UF archeologists have recently uncovered the remains of a 300-year-old church in St. Augustine. Researchers from the Florida Museum of Natural History believe this may be the oldest stone structure from Spanish-Colonial Florida.
The coquina stone and tabby foundations show the church was at least 90-by-40 feet, making it one of the largest churches in colonial Spanish Florida and the only mission church made of stone.
"This is a truly exciting rediscovery of a long-lost building," said Kathleen Deagan a research curator emeritus of historical archeology at the Florida Museum of Natural History.
Though officially retired, Deagan still acts as a co-investigator at the Nombre de Dios site.
Being America's oldest city, St. Augustine presents some of the nation's first European settlements, Deagan said. This discovery is thought to be a church commissioned by Florida's governor in 1677.
The discovery of the lost documents that helped pinpoint the buried church's location was something that might come out of an Indiana Jones story.
The Rev. Charles Spellman was the director of the still-active mission in 1951, but he was also an amateur archaeologist, said Gifford Waters, collections manager for historical archeology at the Florida Museum of Natural History.
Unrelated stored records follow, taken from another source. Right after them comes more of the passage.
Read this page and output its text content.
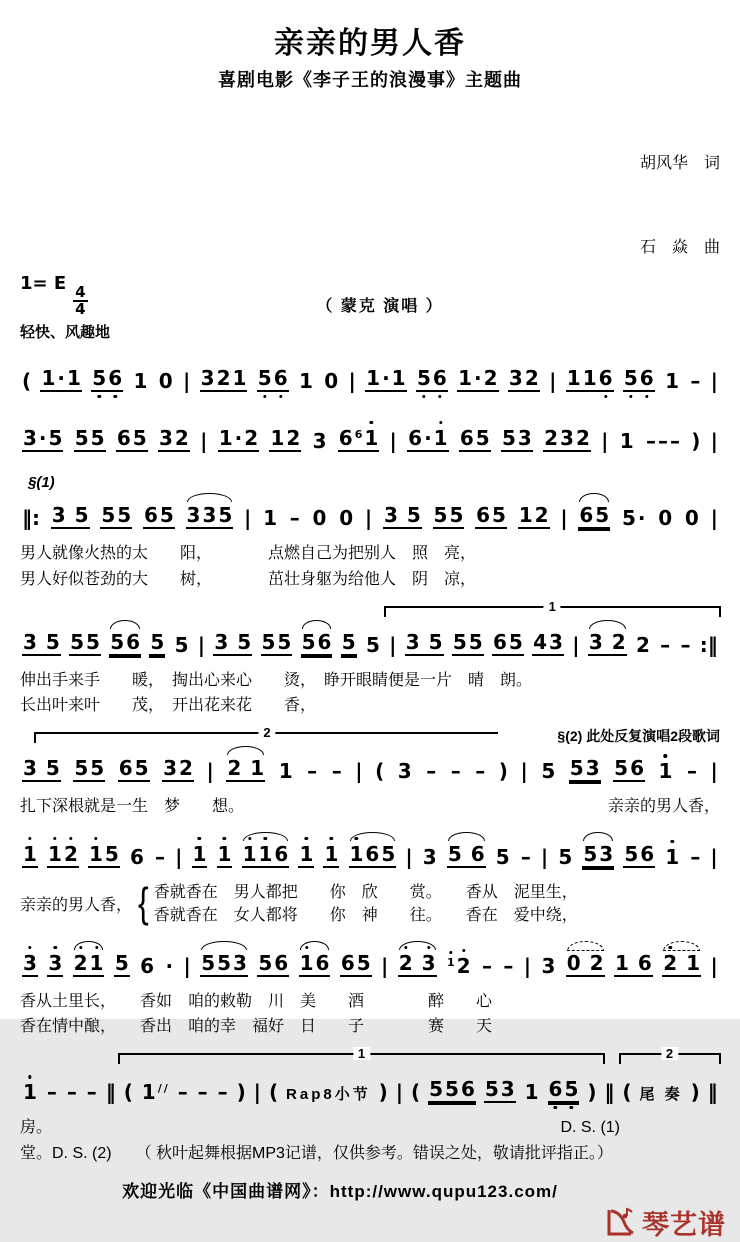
亲亲的男人香
喜剧电影《李子王的浪漫事》主题曲
1= E
$\frac{4}{4}$	（ 蒙克 演唱 ）

胡风华　词

石　焱　曲

轻快、风趣地
( 1 · 1 5 6 1 0 | 3 2 1 5 6 1 0 | 1 · 1 5 6 1 · 2 3 2 | 1 1 6 5 6 1 – |
3 · 5 5 5 6 5 3 2 | 1 · 2 1 2 3 6 6 1 | 6 · 1 6 5 5 3 2 3 2 | 1 – – – ) |
§(1)
‖: 3 5 5 5 6 5 3 3 5 | 1 – 0 0 | 3 5 5 5 6 5 1 2 | 6 5 5 · 0 0 |
男人就像火热的太　　阳，　　　　点燃自己为把别人　照　亮，
男人好似苍劲的大　　树，　　　　茁壮身躯为给他人　阴　凉，
1
3 5 5 5 5 6 5 5 | 3 5 5 5 5 6 5 5 | 3 5 5 5 6 5 4 3 | 3 2 2 – – :‖
伸出手来手　　暖，　掏出心来心　　烫，　睁开眼睛便是一片　晴　朗。
长出叶来叶　　茂，　开出花来花　　香，
2	§(2) 此处反复演唱2段歌词
3 5 5 5 6 5 3 2 | 2 1 1 – – | ( 3 – – – ) | 5 5 3 5 6 1 – |
扎下深根就是一生　梦　　想。	亲亲的男人香，
1 1 2 1 5 6 – | 1 1 1 1 6 1 1 1 6 5 | 3 5 6 5 – | 5 5 3 5 6 1 – |
亲亲的男人香， { 香就香在　男人都把　　你　欣　　赏。　　香从　泥里生，
香就香在　女人都将　　你　神　　往。　　香在　爱中绕，
3 3 2 1 5 6 · | 5 5 3 5 6 1 6 6 5 | 2 3 1 2 – – | 3 0 2 1 6 2 1 |
香从土里长，　　香如　咱的敕勒　川　美　　酒　　　　醉　　心
香在情中酿，　　香出　咱的幸　福好　日　　子　　　　赛　　天
1	2
1 – – – ‖ ( 1 / / – – – ) | ( Rap8小节 ) | ( 5 5 6 5 3 1 6 5 ) ‖ ( 尾 奏 ) ‖
房。	D. S. (1)
堂。D. S. (2)　　（ 秋叶起舞根据MP3记谱，仅供参考。错误之处，敬请批评指正。）
欢迎光临《中国曲谱网》：http://www.qupu123.com/
琴艺谱
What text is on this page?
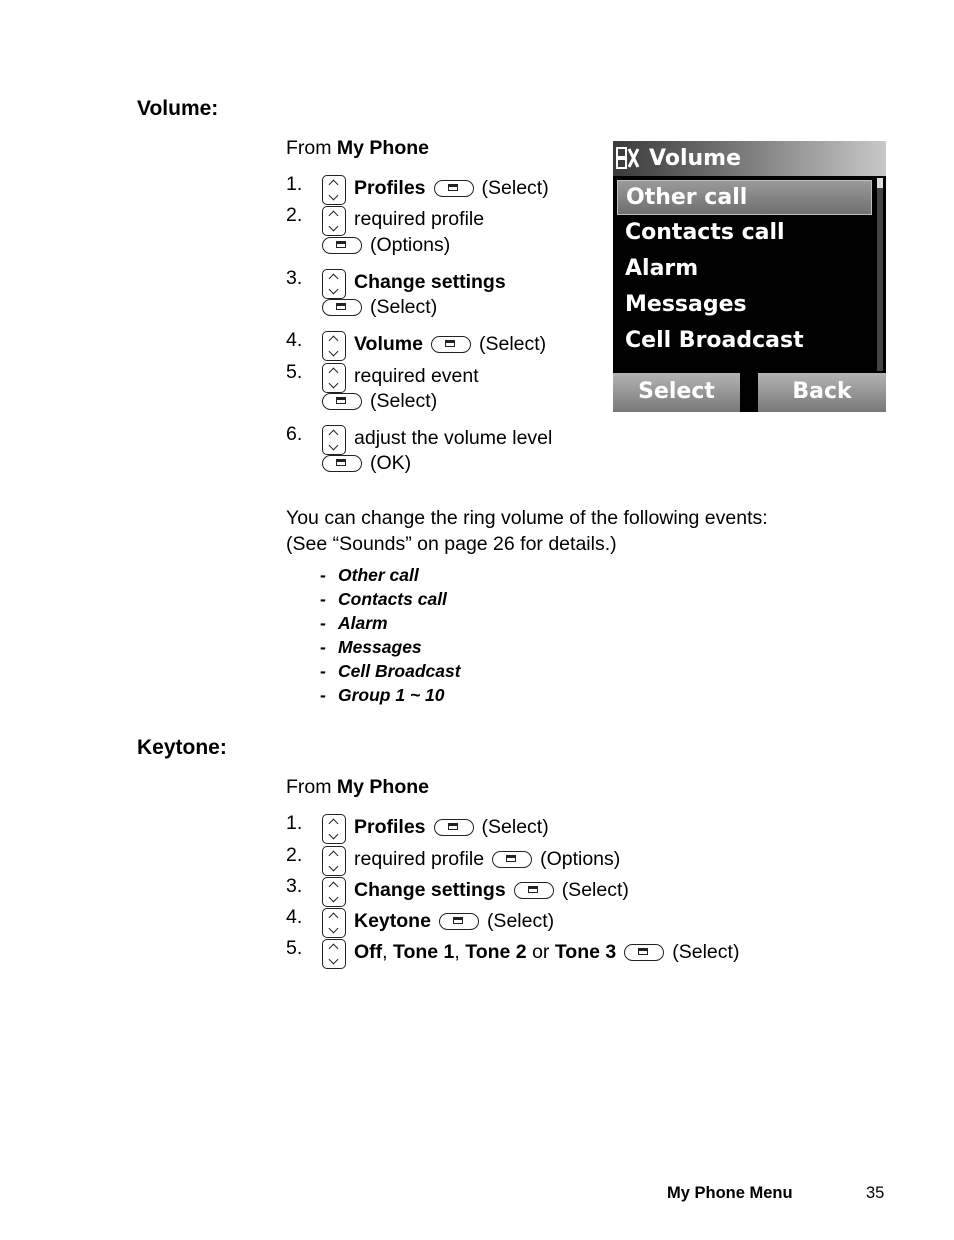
Volume:
From My Phone
1.	Profiles	(Select)
2.	required profile
(Options)
3.	Change settings
(Select)
4.	Volume	(Select)
5.	required event
(Select)
6.	adjust the volume level
(OK)
Volume
Other call
Contacts call
Alarm
Messages
Cell Broadcast
Select	Back
You can change the ring volume of the following events:
(See “Sounds” on page 26 for details.)
- Other call
- Contacts call
- Alarm
- Messages
- Cell Broadcast
- Group 1 ~ 10
Keytone:
From My Phone
1.	Profiles	(Select)
2.	required profile	(Options)
3.	Change settings	(Select)
4.	Keytone	(Select)
5.	Off, Tone 1, Tone 2 or Tone 3	(Select)
My Phone Menu	35
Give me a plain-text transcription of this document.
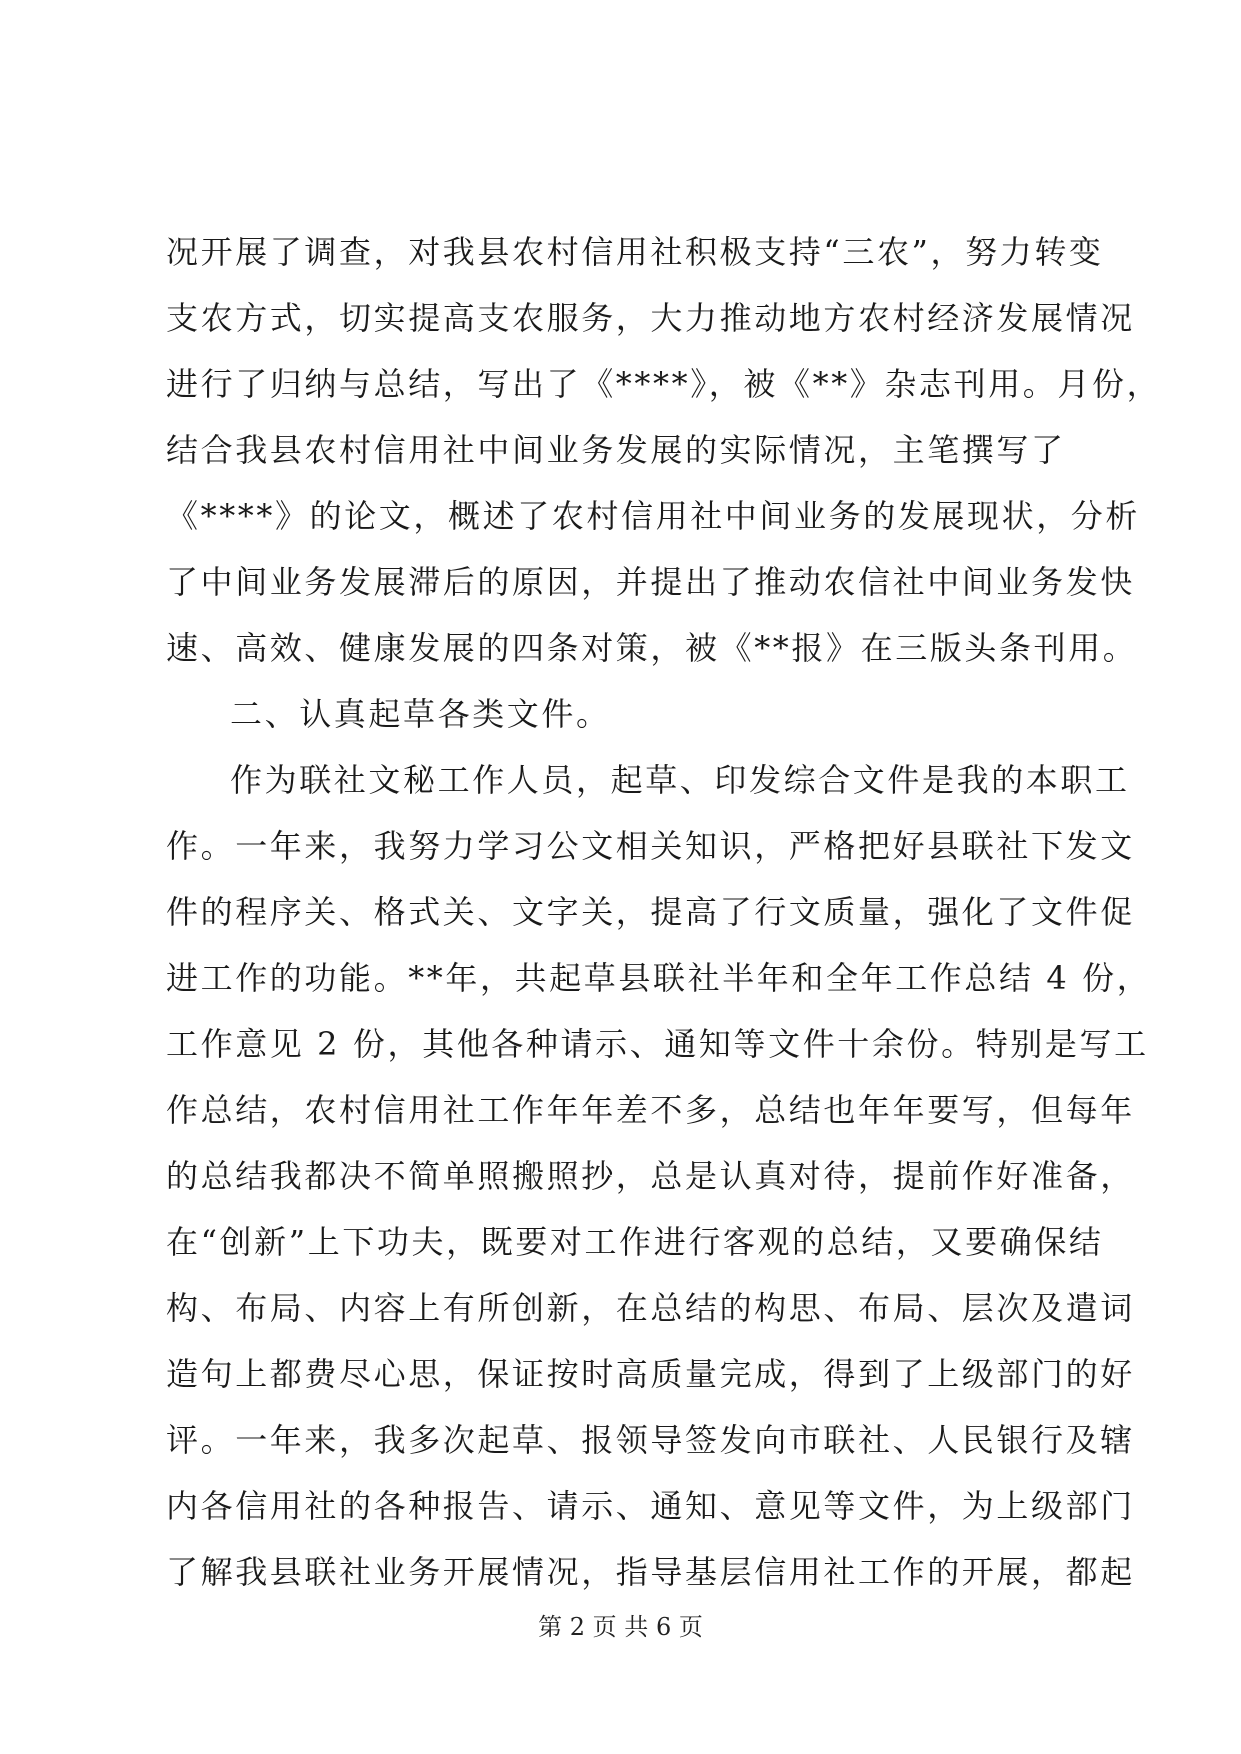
况开展了调查，对我县农村信用社积极支持“三农”，努力转变
支农方式，切实提高支农服务，大力推动地方农村经济发展情况
进行了归纳与总结，写出了《****》，被《**》杂志刊用。月份，
结合我县农村信用社中间业务发展的实际情况，主笔撰写了
《****》的论文，概述了农村信用社中间业务的发展现状，分析
了中间业务发展滞后的原因，并提出了推动农信社中间业务发快
速、高效、健康发展的四条对策，被《**报》在三版头条刊用。
二、认真起草各类文件。
作为联社文秘工作人员，起草、印发综合文件是我的本职工
作。一年来，我努力学习公文相关知识，严格把好县联社下发文
件的程序关、格式关、文字关，提高了行文质量，强化了文件促
进工作的功能。**年，共起草县联社半年和全年工作总结 4 份，
工作意见 2 份，其他各种请示、通知等文件十余份。特别是写工
作总结，农村信用社工作年年差不多，总结也年年要写，但每年
的总结我都决不简单照搬照抄，总是认真对待，提前作好准备，
在“创新”上下功夫，既要对工作进行客观的总结，又要确保结
构、布局、内容上有所创新，在总结的构思、布局、层次及遣词
造句上都费尽心思，保证按时高质量完成，得到了上级部门的好
评。一年来，我多次起草、报领导签发向市联社、人民银行及辖
内各信用社的各种报告、请示、通知、意见等文件，为上级部门
了解我县联社业务开展情况，指导基层信用社工作的开展，都起
第 2 页 共 6 页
Spellman started diagramming and digging for the remains of the church, but his records were lost after his death. Waters said while moving the Catholic records archive from the Mandarin area of Jacksonville to St. Augustine, Sister Catherine Bitzer found Spellman's long-lost research.
"It was a puzzle to put his clues together," he said.
But sure enough, Waters hit coquina gold with three motions of his shovel.
"In 1728, it was lost to history," he said. "With Father Spellman, in 1951, it was found again and was lost to history again until his records showed up within the last year. And now, found again a week ago," Waters said.